Die Ausbildung der Lehrer soll digitaler werden. Das Programm „one2one“ soll beschleunigt werden. Es sieht vor, dass Sekundarschüler mit iPads ausgestattet werden. Der Distanzunterricht habe gezeigt, dass dies sehr wichtig sei. Deshalb werden den Schülern nun 15.000 weitere Tablets ausgestellt. Darüber hinaus soll eine digitale Plattform geschaffen werden, um die Kommunikation mit den Eltern zu stärken. Der Bildungsminister sagt, dass der Lockdown die größte digitale Fortbildung gewesen sei. Hier habe man die digitalen Werkzeuge kennengelernt und perfektioniert.
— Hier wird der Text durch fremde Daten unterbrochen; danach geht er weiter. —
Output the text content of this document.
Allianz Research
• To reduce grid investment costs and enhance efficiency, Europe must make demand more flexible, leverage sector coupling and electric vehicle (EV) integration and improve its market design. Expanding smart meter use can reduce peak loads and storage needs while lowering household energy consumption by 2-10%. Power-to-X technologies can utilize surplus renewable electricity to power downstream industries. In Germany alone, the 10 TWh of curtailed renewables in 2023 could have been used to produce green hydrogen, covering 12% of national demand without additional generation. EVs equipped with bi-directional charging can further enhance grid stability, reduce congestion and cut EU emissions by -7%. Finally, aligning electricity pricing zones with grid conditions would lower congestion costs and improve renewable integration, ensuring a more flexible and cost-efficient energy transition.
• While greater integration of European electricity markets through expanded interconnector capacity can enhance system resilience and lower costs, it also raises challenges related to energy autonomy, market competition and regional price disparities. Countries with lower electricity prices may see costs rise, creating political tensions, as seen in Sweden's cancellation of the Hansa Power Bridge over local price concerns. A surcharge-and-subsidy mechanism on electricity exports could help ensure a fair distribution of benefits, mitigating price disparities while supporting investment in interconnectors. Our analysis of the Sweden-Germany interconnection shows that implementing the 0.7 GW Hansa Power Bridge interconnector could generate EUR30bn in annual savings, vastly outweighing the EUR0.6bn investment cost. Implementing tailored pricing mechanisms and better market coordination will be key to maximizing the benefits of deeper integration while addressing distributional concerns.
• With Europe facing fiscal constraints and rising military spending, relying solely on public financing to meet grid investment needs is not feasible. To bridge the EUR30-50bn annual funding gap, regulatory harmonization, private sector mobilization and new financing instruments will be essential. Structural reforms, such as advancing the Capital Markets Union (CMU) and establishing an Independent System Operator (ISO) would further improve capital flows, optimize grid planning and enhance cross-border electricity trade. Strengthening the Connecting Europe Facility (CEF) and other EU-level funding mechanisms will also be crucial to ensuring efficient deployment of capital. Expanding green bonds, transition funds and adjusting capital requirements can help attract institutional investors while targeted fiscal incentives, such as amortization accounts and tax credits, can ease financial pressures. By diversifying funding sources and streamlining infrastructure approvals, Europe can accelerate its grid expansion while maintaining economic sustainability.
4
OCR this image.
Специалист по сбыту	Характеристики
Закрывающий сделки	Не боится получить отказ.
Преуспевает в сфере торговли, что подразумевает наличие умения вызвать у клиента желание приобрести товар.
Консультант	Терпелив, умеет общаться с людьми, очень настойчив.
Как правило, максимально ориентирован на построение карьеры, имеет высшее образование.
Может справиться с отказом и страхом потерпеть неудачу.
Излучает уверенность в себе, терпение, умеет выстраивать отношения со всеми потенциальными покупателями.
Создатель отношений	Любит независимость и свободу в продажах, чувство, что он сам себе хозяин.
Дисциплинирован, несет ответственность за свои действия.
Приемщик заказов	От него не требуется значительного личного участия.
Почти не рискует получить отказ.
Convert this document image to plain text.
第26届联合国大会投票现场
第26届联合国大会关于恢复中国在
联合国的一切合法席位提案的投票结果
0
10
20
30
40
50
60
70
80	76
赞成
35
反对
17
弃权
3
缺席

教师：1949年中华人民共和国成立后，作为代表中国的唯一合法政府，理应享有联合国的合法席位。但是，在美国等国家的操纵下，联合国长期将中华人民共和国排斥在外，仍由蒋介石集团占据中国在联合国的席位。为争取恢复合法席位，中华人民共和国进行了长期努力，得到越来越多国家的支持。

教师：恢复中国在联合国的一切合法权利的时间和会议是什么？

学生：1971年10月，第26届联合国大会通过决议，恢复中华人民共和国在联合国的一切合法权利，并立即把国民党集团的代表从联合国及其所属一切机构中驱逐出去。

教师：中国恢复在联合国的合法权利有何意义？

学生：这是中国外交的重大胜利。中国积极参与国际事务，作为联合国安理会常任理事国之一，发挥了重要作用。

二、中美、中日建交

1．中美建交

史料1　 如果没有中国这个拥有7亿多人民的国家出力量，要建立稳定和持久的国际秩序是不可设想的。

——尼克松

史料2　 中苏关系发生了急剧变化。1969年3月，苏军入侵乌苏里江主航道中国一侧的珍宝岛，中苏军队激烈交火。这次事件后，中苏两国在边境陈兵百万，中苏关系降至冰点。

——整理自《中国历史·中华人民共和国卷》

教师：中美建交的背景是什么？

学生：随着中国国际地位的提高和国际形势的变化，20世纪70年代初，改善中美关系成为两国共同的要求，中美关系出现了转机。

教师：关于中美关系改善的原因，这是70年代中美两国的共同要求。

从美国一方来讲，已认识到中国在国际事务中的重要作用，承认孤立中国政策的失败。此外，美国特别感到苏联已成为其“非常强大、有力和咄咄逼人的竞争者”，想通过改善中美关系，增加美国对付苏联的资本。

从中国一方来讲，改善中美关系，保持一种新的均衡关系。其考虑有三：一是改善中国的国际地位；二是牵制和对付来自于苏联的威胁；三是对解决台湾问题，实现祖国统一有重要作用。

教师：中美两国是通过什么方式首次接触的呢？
„Université populaire“ im roten Gebäude auf Belval
Nicht digital, sondern offline wird eine neue „Université populaire“ auf Belval entstehen. „Im roten Gebäude“, präzisiert Meisch. Dort sollen 44 Ausbildungsräume zur Verfügung gestellt werden, die von den verschiedenen Akteuren der Erwachsenenbildung genutzt werden können. Weitere Ausbildungszentren nach diesem Vorbild könnten in anderen Teilen des Landes entstehen.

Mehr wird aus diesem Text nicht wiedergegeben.